2017 Rowing World Champs: 5 things we learned11.10.2017
Stamina and strength the key in first championships to feature 2,000m races
The world’s top Para rowers gathered in Sarasota-Bradenton, USA earlier this month for the first World Championships contested over 2,000m.
Here are five key takeaways from the landmark event.
Skarstein’s stamina pays dividends
Norway’s Birgit Skarstein won the 2014 World Championships and has been one of the top-ranked athletes in the women’s single sculls (PR1 W1x) ever since. After narrowly missing out on a Paralympic medal at Rio 2016, Skarstein has had an excellent 2017 season and has adapted to the new, longer race distance quickly thanks to her stamina built through Nordic skiing. She grabbed her second world title in Sarasota-Bradenton, finishing ahead of Israel’s Moran Samuel and Germany’s Sylvia Pille-Steppart. The dual sport Para athlete will now focus on Nordic skiing ahead of next year’s Paralympic Winter Games in PyeongChang, South Korea.
Polianskyi not invincible
In the men’s single sculls (PR1 M1x), Roman Polianskyi of Ukraine was the favourite to clinch back-to-back Paralympic and world titles, following a new world’s best time in the heats. The final was a showdown between Poliyanski and the man he beat in Rio, Erik Horrie of Australia. It was a hard-fought spectacle but it was Horrie who got revenge for the Paralympic final to successfully retain his world title from 2015.
GB dominance continues
Great Britain remain a dominant powerhouse in PR3 Mix4+. Grace Clough and James Fox, who have been teammates for the past three years and won Paralympic gold at Rio 2016, remain undefeated at international Para Rowing events. The victory in Sarasota-Bradenton meant fourth successive world title and third consecutive world title for Fox and Clough respectively. Clough and Fox, along with two new crew members and new coaching staff, now continue to build their form towards Tokyo 2020.

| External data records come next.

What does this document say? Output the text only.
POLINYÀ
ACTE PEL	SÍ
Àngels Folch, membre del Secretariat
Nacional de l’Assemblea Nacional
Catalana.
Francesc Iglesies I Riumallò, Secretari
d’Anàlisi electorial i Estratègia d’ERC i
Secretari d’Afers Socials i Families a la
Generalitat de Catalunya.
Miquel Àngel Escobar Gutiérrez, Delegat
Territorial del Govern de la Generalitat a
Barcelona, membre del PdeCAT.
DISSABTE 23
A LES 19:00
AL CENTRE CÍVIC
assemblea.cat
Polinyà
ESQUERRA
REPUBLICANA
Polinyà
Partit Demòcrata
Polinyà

USA emerge as new contenders
In the PR3 mixed coxed four (PR3 Mix4+), hosts USA brought attention to the crowds as they were fighting for top honours against reigning world and Paralympic Champion Great Britain. Their effort was not enough to beat their transatlantic rivals, but it did secure the USA’s only medal in the World Championships as they claimed silver.
New race distance making a difference
The 2017 World Rowing Championships became the first major event to feature 2,000m races, double the distance previously raced by Para rowers. The new longer race distance has demonstrated endurance, stamina and strength among athletes that led to a different medal table from Rio 2016. Great Britain won three out of four Paralympic events at Rio 2016; Australia, Great Britain, the Netherlands and Norway each sealed gold at the 2017 Worlds.
The number of countries on the medal tally was 11, three more than Rio 2016, and the signs are the new race distance will continue to help the sport grow in the lead up to Tokyo 2020.